Article January 3, 2023

Manufacturers and distributors product liability: conversation starters

It’s important your clients understand the basic product liability risks they are exposed to as manufacturers or distributors.

Your clients need to know some of the risks faced by their businesses before getting into the nitty gritty about premiums and coverage. They may not know their main exposures or that there is specific insurance available to cover them. So, we’ve put together some handy questions and talking points to get the conversation started. 

 

  1. Have you considered your products liability exposure?

    All companies that sell or manufacture tangible products have a products liability exposure. This includes sole traders assembling products at home, online retailers of products manufactured by a third-party, through to large manufacturers and distributors with multiple factory locations.

    Companies must be aware of their exposure during every stage of products life-cycle. Some products may be consumed or used very quickly, but an illnesses or injury to end clients could take some time to develop or discover. Other products are purchased with the intention of long-term usage, meaning product liability claims can be made long after the product was sold.

  2. Does my business have to protect itself with product liability insurance?

    Although it’s not a strict legal requirement, it will often be contractually required by suppliers, manufacturers, or vendors. Product liability insurance is recommended for every party in the distribution chain. Even if a part of the chain is not solely responsible, a claim will often name all parties in any litigation. This may require specialist lawyers, and costs can rack up very quickly unless covered under a products liability policy.

    Product liability can be unpredictable, multiple parties can be affected by the same defective batch of products. There can also be serious severity incidents for example, electrical goods starting a fire, causing serious bodily injury or property damage.

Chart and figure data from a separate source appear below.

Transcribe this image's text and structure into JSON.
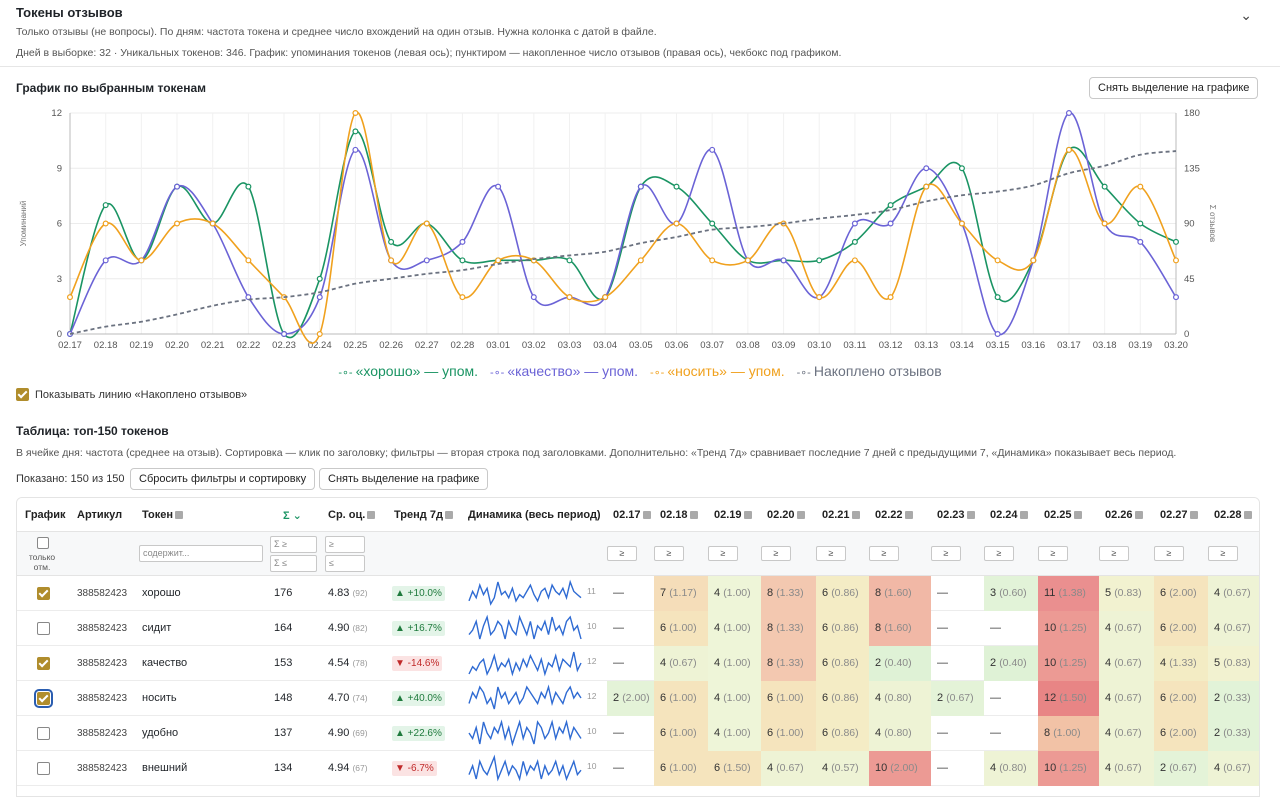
{
  "header": {
    "title": "Токены отзывов",
    "subtitle": "Только отзывы (не вопросы). По дням: частота токена и среднее число вхождений на один отзыв. Нужна колонка с датой в файле.",
    "stats": "Дней в выборке: 32 · Уникальных токенов: 346. График: упоминания токенов (левая ось); пунктиром — накопленное число отзывов (правая ось), чекбокс под графиком."
  },
  "chart_section": {
    "title": "График по выбранным токенам",
    "clear_button": "Снять выделение на графике",
    "show_cumulative_label": "Показывать линию «Накоплено отзывов»",
    "show_cumulative_checked": true
  },
  "chart_data": {
    "type": "line",
    "ylabel": "Упоминаний",
    "y2label": "Σ отзывов",
    "ylim": [
      0,
      12
    ],
    "y2lim": [
      0,
      180
    ],
    "yticks": [
      0,
      3,
      6,
      9,
      12
    ],
    "y2ticks": [
      0,
      45,
      90,
      135,
      180
    ],
    "x": [
      "02.17",
      "02.18",
      "02.19",
      "02.20",
      "02.21",
      "02.22",
      "02.23",
      "02.24",
      "02.25",
      "02.26",
      "02.27",
      "02.28",
      "03.01",
      "03.02",
      "03.03",
      "03.04",
      "03.05",
      "03.06",
      "03.07",
      "03.08",
      "03.09",
      "03.10",
      "03.11",
      "03.12",
      "03.13",
      "03.14",
      "03.15",
      "03.16",
      "03.17",
      "03.18",
      "03.19",
      "03.20"
    ],
    "legend_position": "bottom",
    "series": [
      {
        "name": "«хорошо» — упом.",
        "color": "#1a9463",
        "axis": "left",
        "values": [
          0,
          7,
          4,
          8,
          6,
          8,
          0,
          3,
          11,
          5,
          6,
          4,
          4,
          4,
          4,
          2,
          8,
          8,
          6,
          4,
          4,
          4,
          5,
          7,
          8,
          9,
          2,
          4,
          10,
          8,
          6,
          5
        ]
      },
      {
        "name": "«качество» — упом.",
        "color": "#6b63d6",
        "axis": "left",
        "values": [
          0,
          4,
          4,
          8,
          6,
          2,
          0,
          2,
          10,
          4,
          4,
          5,
          8,
          2,
          2,
          2,
          8,
          6,
          10,
          4,
          4,
          2,
          6,
          6,
          9,
          6,
          0,
          4,
          12,
          6,
          5,
          2
        ]
      },
      {
        "name": "«носить» — упом.",
        "color": "#f0a11e",
        "axis": "left",
        "values": [
          2,
          6,
          4,
          6,
          6,
          4,
          2,
          0,
          12,
          4,
          6,
          2,
          4,
          4,
          2,
          2,
          4,
          6,
          4,
          4,
          6,
          2,
          4,
          2,
          8,
          6,
          4,
          4,
          10,
          6,
          8,
          4
        ]
      },
      {
        "name": "Накоплено отзывов",
        "color": "#6b7280",
        "axis": "right",
        "dashed": true,
        "values": [
          0,
          6,
          10,
          16,
          23,
          28,
          30,
          34,
          41,
          45,
          49,
          52,
          57,
          61,
          64,
          67,
          74,
          79,
          85,
          87,
          90,
          94,
          97,
          101,
          108,
          113,
          116,
          121,
          131,
          137,
          146,
          149
        ]
      }
    ]
  },
  "table_section": {
    "title": "Таблица: топ-150 токенов",
    "description": "В ячейке дня: частота (среднее на отзыв). Сортировка — клик по заголовку; фильтры — вторая строка под заголовками. Дополнительно: «Тренд 7д» сравнивает последние 7 дней с предыдущими 7, «Динамика» показывает весь период.",
    "shown": "Показано: 150 из 150",
    "reset_button": "Сбросить фильтры и сортировку",
    "clear_button": "Снять выделение на графике",
    "columns": {
      "chart": "График",
      "article": "Артикул",
      "token": "Токен",
      "sum": "Σ",
      "rating": "Ср. оц.",
      "trend": "Тренд 7д",
      "dynamics": "Динамика (весь период)",
      "days": [
        "02.17",
        "02.18",
        "02.19",
        "02.20",
        "02.21",
        "02.22",
        "02.23",
        "02.24",
        "02.25",
        "02.26",
        "02.27",
        "02.28"
      ]
    },
    "filters": {
      "only_selected": "только отм.",
      "token_placeholder": "содержит...",
      "sum_ge": "Σ ≥",
      "sum_le": "Σ ≤",
      "rating_ge": "≥",
      "rating_le": "≤",
      "day_filter": "≥"
    },
    "rows": [
      {
        "checked": true,
        "article": "388582423",
        "token": "хорошо",
        "sum": "176",
        "rating": "4.83",
        "rating_count": "(92)",
        "trend": "▲ +10.0%",
        "trend_dir": "up",
        "spark_max": "11",
        "spark": [
          2,
          5,
          3,
          7,
          4,
          6,
          1,
          3,
          8,
          4,
          5,
          3,
          6,
          2,
          4,
          3,
          5,
          7,
          4,
          2,
          5,
          6,
          3,
          7,
          5,
          4,
          6,
          3,
          8,
          5,
          4,
          3
        ],
        "cells": [
          {
            "t": "—"
          },
          {
            "t": "7",
            "m": "(1.17)",
            "bg": "#f5ddb9"
          },
          {
            "t": "4",
            "m": "(1.00)",
            "bg": "#eef5d8"
          },
          {
            "t": "8",
            "m": "(1.33)",
            "bg": "#f3c8b0"
          },
          {
            "t": "6",
            "m": "(0.86)",
            "bg": "#f4ecc5"
          },
          {
            "t": "8",
            "m": "(1.60)",
            "bg": "#f1b8a6"
          },
          {
            "t": "—"
          },
          {
            "t": "3",
            "m": "(0.60)",
            "bg": "#e2f3d8"
          },
          {
            "t": "11",
            "m": "(1.38)",
            "bg": "#ea8f8f"
          },
          {
            "t": "5",
            "m": "(0.83)",
            "bg": "#f2f2d0"
          },
          {
            "t": "6",
            "m": "(2.00)",
            "bg": "#f5e4bd"
          },
          {
            "t": "4",
            "m": "(0.67)",
            "bg": "#eef3d5"
          }
        ]
      },
      {
        "checked": false,
        "article": "388582423",
        "token": "сидит",
        "sum": "164",
        "rating": "4.90",
        "rating_count": "(82)",
        "trend": "▲ +16.7%",
        "trend_dir": "up",
        "spark_max": "10",
        "spark": [
          3,
          4,
          6,
          2,
          5,
          7,
          3,
          4,
          6,
          5,
          2,
          6,
          4,
          3,
          7,
          5,
          3,
          6,
          2,
          5,
          4,
          6,
          3,
          7,
          4,
          5,
          3,
          6,
          7,
          4,
          5,
          2
        ],
        "cells": [
          {
            "t": "—"
          },
          {
            "t": "6",
            "m": "(1.00)",
            "bg": "#f5e4bd"
          },
          {
            "t": "4",
            "m": "(1.00)",
            "bg": "#eef5d8"
          },
          {
            "t": "8",
            "m": "(1.33)",
            "bg": "#f3c8b0"
          },
          {
            "t": "6",
            "m": "(0.86)",
            "bg": "#f4ecc5"
          },
          {
            "t": "8",
            "m": "(1.60)",
            "bg": "#f1b8a6"
          },
          {
            "t": "—"
          },
          {
            "t": "—"
          },
          {
            "t": "10",
            "m": "(1.25)",
            "bg": "#ec9a94"
          },
          {
            "t": "4",
            "m": "(0.67)",
            "bg": "#eef3d5"
          },
          {
            "t": "6",
            "m": "(2.00)",
            "bg": "#f5e4bd"
          },
          {
            "t": "4",
            "m": "(0.67)",
            "bg": "#eef3d5"
          }
        ]
      },
      {
        "checked": true,
        "article": "388582423",
        "token": "качество",
        "sum": "153",
        "rating": "4.54",
        "rating_count": "(78)",
        "trend": "▼ -14.6%",
        "trend_dir": "down",
        "spark_max": "12",
        "spark": [
          2,
          4,
          3,
          5,
          6,
          2,
          4,
          7,
          3,
          5,
          4,
          6,
          2,
          5,
          3,
          6,
          4,
          7,
          5,
          3,
          6,
          2,
          5,
          4,
          7,
          3,
          6,
          5,
          4,
          8,
          3,
          5
        ],
        "cells": [
          {
            "t": "—"
          },
          {
            "t": "4",
            "m": "(0.67)",
            "bg": "#eef3d5"
          },
          {
            "t": "4",
            "m": "(1.00)",
            "bg": "#eef5d8"
          },
          {
            "t": "8",
            "m": "(1.33)",
            "bg": "#f3c8b0"
          },
          {
            "t": "6",
            "m": "(0.86)",
            "bg": "#f4ecc5"
          },
          {
            "t": "2",
            "m": "(0.40)",
            "bg": "#dff2d6"
          },
          {
            "t": "—"
          },
          {
            "t": "2",
            "m": "(0.40)",
            "bg": "#dff2d6"
          },
          {
            "t": "10",
            "m": "(1.25)",
            "bg": "#ec9a94"
          },
          {
            "t": "4",
            "m": "(0.67)",
            "bg": "#eef3d5"
          },
          {
            "t": "4",
            "m": "(1.33)",
            "bg": "#f3ecc4"
          },
          {
            "t": "5",
            "m": "(0.83)",
            "bg": "#f2f2d0"
          }
        ]
      },
      {
        "checked": true,
        "focused": true,
        "article": "388582423",
        "token": "носить",
        "sum": "148",
        "rating": "4.70",
        "rating_count": "(74)",
        "trend": "▲ +40.0%",
        "trend_dir": "up",
        "spark_max": "12",
        "spark": [
          3,
          5,
          4,
          6,
          5,
          3,
          4,
          2,
          6,
          4,
          5,
          3,
          4,
          5,
          3,
          4,
          6,
          5,
          4,
          3,
          5,
          4,
          6,
          3,
          5,
          4,
          3,
          5,
          6,
          4,
          5,
          4
        ],
        "cells": [
          {
            "t": "2",
            "m": "(2.00)",
            "bg": "#e4f3d8"
          },
          {
            "t": "6",
            "m": "(1.00)",
            "bg": "#f5e4bd"
          },
          {
            "t": "4",
            "m": "(1.00)",
            "bg": "#eef5d8"
          },
          {
            "t": "6",
            "m": "(1.00)",
            "bg": "#f5e4bd"
          },
          {
            "t": "6",
            "m": "(0.86)",
            "bg": "#f4ecc5"
          },
          {
            "t": "4",
            "m": "(0.80)",
            "bg": "#eef3d5"
          },
          {
            "t": "2",
            "m": "(0.67)",
            "bg": "#e4f3d8"
          },
          {
            "t": "—"
          },
          {
            "t": "12",
            "m": "(1.50)",
            "bg": "#e88585"
          },
          {
            "t": "4",
            "m": "(0.67)",
            "bg": "#eef3d5"
          },
          {
            "t": "6",
            "m": "(2.00)",
            "bg": "#f5e4bd"
          },
          {
            "t": "2",
            "m": "(0.33)",
            "bg": "#e2f3d8"
          }
        ]
      },
      {
        "checked": false,
        "article": "388582423",
        "token": "удобно",
        "sum": "137",
        "rating": "4.90",
        "rating_count": "(69)",
        "trend": "▲ +22.6%",
        "trend_dir": "up",
        "spark_max": "10",
        "spark": [
          4,
          3,
          5,
          2,
          6,
          4,
          3,
          5,
          4,
          6,
          3,
          5,
          2,
          4,
          6,
          3,
          5,
          4,
          2,
          6,
          5,
          3,
          4,
          6,
          3,
          5,
          4,
          6,
          3,
          5,
          4,
          3
        ],
        "cells": [
          {
            "t": "—"
          },
          {
            "t": "6",
            "m": "(1.00)",
            "bg": "#f5e4bd"
          },
          {
            "t": "4",
            "m": "(1.00)",
            "bg": "#eef5d8"
          },
          {
            "t": "6",
            "m": "(1.00)",
            "bg": "#f5e4bd"
          },
          {
            "t": "6",
            "m": "(0.86)",
            "bg": "#f4ecc5"
          },
          {
            "t": "4",
            "m": "(0.80)",
            "bg": "#eef3d5"
          },
          {
            "t": "—"
          },
          {
            "t": "—"
          },
          {
            "t": "8",
            "m": "(1.00)",
            "bg": "#f2c2a6"
          },
          {
            "t": "4",
            "m": "(0.67)",
            "bg": "#eef3d5"
          },
          {
            "t": "6",
            "m": "(2.00)",
            "bg": "#f5e4bd"
          },
          {
            "t": "2",
            "m": "(0.33)",
            "bg": "#e2f3d8"
          }
        ]
      },
      {
        "checked": false,
        "article": "388582423",
        "token": "внешний",
        "sum": "134",
        "rating": "4.94",
        "rating_count": "(67)",
        "trend": "▼ -6.7%",
        "trend_dir": "down",
        "spark_max": "10",
        "spark": [
          3,
          5,
          2,
          6,
          4,
          3,
          5,
          7,
          2,
          4,
          6,
          3,
          5,
          4,
          2,
          6,
          3,
          5,
          4,
          6,
          2,
          5,
          3,
          4,
          6,
          3,
          5,
          2,
          4,
          6,
          3,
          4
        ],
        "cells": [
          {
            "t": "—"
          },
          {
            "t": "6",
            "m": "(1.00)",
            "bg": "#f5e4bd"
          },
          {
            "t": "6",
            "m": "(1.50)",
            "bg": "#f5e4bd"
          },
          {
            "t": "4",
            "m": "(0.67)",
            "bg": "#eef3d5"
          },
          {
            "t": "4",
            "m": "(0.57)",
            "bg": "#eef3d5"
          },
          {
            "t": "10",
            "m": "(2.00)",
            "bg": "#ec9a94"
          },
          {
            "t": "—"
          },
          {
            "t": "4",
            "m": "(0.80)",
            "bg": "#eef3d5"
          },
          {
            "t": "10",
            "m": "(1.25)",
            "bg": "#ec9a94"
          },
          {
            "t": "4",
            "m": "(0.67)",
            "bg": "#eef3d5"
          },
          {
            "t": "2",
            "m": "(0.67)",
            "bg": "#e4f3d8"
          },
          {
            "t": "4",
            "m": "(0.67)",
            "bg": "#eef3d5"
          }
        ]
      }
    ]
  },
  "icons": {
    "collapse": "chevron-down-icon",
    "sort": "sort-icon",
    "sort_active": "sort-desc-icon"
  }
}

    Complaints can quickly spread on to review sites, online marketplaces, or across social media. This could cripple a business, but product liability insurance can often prevent them from going under or stunting projected growth

  3. While manufacturing defects are the biggest cause of products liability claims, did you know you could be also be liable for design defects or failures to warn?

    At the design stage, manufacturers can perform a hazard analysis to determine possible ways the end user could suffer bodily injury or property damage. During this process a company can analyse both the products intended uses, as well as any anticipated misuses. Safety features may need to be designed in such a way that an end user cannot easily defeat, remove or modify them.

    Clear labelling, instructions and warnings are also crucial, as they may be argued to be inadequate, inappropriate, misleading, or confusing. A specialist in the field can help evaluate the need and the language for warning or safety measures. Being proactive from as early as the initial concept, can help you identify and navigate through legal risks during development and post-sale responsibilities.

  4. How exactly would products liability assist you in a claims scenario?

    Being sued is not unusual, and if a defective product has been sold there could be serious consequences, including paying large sums in damages. Even if successfully extracted from any litigation, legal bills will inevitably stack up, highlighting the importance of product liability insurance.

    If companies sell products worldwide, they will be exposed to various different legal systems, where the cost of lawyers and awards can be heavily inflated. Through CFC’s policy, insureds have access to a panel of lawyers who specialise in products liability.

  5. As a manufacturer, would I be covered for all injury or damage claims under public liability insurance alone or not?

    It’s typical of a public liability insurance policy to include product liability, but there are some key distinctions. Public liability insurance covers general day to day business activities such as a third party being injured due to a slip and trip in a warehouse. Product liability on the other hand covers you against bodily injury or property damage arising out of tangible products or parts that have been manufactured, altered, distributed or installed by you.

  6. Why has my products liability premium changed when the products are still the same?

    Premiums can vary due to different limits, deductibles, and projected revenues. Even if all of these were the same for two similar risks, the territorial sales split still needs to be considered.

    A risk with most of sales to USA or Australia would carry a higher rate than a risk where they predominantly sell to Europe or South America. This is due to the higher propensity to claim along with larger awards in those territories. It’s common for insurance companies to avoid new start-ups, high US sales or Far East imports but at CFC we can consider all three.

 

Companies across the product supply chain face a wide range of risks no matter their size, proximity to the end user, or the type of products sold.

All manufacturers or distributors should be implementing quality management procedures including product recall procedures, regulation assessments , safety standard reviews, and adequate record keeping of suppliers.

In some scenarios even the most prudent of companies with the most rigorous quality controls, will sustain products liability claims. CFC can help insure and defend your business with specialist lawyers, and can look to minimise the impact to your operations and cashflow.